The worst moment was when I got hurt. I was pitching the season opener for a university team when I fielded a dribbler and threw awkwardly to first base. My back popped. I would never be the same again. It was demoralizing to think I’d peaked at age 21.
I grew up in a village of 500 called Keene, near Peterborough, Ont. My father Frank ran a small-town law firm. My mother Anne was his legal secretary. Dad was also my baseball coach for all the years I played house league.
At 18 I was a low-level Major League prospect. Those years were stressful but exciting. Scouts and U.S. college coaches were recruiting. They go to your tournaments, talk to you, send Christmas cards. You know they’re watching.
The Blue Jays drafted me the first time in 1994. They sent me to play on a team in Surrey, B.C., the National Baseball Institute, a feeder program to the national team. It was an intense and professional environment. I was away from home for the first time in my life at Simon Fraser University with a full load of courses, training at the ball park every day, with road trips to Idaho and California and everywhere in between.
Some kids couldn’t cope and went home after a couple of months. I loved it. I’m still best friends with my first-year roommate. At the end of that year I wasn’t called up, so I went to Winthrop University in South Carolina on full scholarship. That was where I got hurt.
I’ve played ball in Italy, Nicaragua, Panama, Spain, the Netherlands and Austria. My wife and I moved to Ottawa to raise our kids, but baseball was still not out of my system. I played for the Ottawa Fat Cats in their 2010 debut year. To this day my back still aches.

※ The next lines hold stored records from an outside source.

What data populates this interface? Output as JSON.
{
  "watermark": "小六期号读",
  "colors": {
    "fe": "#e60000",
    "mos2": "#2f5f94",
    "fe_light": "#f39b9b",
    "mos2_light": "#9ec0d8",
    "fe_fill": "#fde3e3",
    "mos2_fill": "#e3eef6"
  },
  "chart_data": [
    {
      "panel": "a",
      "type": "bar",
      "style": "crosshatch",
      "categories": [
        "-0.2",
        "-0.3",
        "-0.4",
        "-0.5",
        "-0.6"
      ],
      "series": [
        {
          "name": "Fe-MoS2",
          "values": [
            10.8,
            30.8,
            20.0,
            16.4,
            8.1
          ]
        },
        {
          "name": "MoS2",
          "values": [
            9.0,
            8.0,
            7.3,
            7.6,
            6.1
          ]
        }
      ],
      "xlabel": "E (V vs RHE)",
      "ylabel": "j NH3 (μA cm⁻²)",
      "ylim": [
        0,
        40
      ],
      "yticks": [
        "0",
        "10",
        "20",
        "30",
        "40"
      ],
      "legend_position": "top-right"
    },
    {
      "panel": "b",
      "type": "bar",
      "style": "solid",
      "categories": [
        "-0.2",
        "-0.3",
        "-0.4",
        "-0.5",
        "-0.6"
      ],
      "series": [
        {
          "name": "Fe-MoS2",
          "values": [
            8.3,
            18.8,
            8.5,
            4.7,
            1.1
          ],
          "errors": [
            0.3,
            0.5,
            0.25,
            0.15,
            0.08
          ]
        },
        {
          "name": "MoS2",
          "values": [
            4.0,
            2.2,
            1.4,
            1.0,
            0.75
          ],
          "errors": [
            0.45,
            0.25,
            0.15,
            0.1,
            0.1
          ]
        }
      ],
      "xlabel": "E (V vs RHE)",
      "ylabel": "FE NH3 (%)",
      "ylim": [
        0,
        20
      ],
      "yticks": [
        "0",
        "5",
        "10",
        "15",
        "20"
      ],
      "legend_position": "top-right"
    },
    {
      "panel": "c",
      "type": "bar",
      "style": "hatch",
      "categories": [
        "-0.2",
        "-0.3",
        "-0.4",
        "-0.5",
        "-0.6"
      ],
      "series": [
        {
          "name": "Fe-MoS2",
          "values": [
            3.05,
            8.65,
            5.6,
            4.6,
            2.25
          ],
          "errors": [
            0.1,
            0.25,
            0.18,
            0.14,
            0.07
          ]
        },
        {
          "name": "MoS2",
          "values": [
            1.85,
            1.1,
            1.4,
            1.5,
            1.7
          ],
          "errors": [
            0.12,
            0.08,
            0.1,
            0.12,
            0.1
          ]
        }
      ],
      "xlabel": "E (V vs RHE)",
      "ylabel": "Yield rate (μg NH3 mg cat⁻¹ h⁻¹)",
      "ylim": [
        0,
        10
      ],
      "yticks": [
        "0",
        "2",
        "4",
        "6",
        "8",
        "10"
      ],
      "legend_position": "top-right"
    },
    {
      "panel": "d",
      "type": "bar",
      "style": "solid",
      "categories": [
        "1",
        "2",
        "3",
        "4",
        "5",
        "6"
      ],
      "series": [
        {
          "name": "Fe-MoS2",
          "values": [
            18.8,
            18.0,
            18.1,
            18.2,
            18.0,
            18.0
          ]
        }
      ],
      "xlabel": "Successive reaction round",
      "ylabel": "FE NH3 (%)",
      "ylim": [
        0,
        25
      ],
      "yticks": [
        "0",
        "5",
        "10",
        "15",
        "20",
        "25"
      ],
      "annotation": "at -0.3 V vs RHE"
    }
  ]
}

The greatest success of my career came after I got hurt. I try now to adapt this lesson in coaching kids. It’s not about how to hold the bat or grip the ball. More important is what goes on between the ears. Fear is a big deal for kids, and coaches need to talk about that. I try to draw on some of the things I struggled with as a player, and things I wish people had told me.
It’s absolutely crucial for kids to walk away from the ball park feeling like they are successful and they are progressing. Until we go to the grave, we could all use some coaching.
(Editor’s note: the author is two-time Blue Jays draft pick, now a children’s coach in the oldest chartered Little League in Canada, Ottawa’s Glebe league founded in 1955).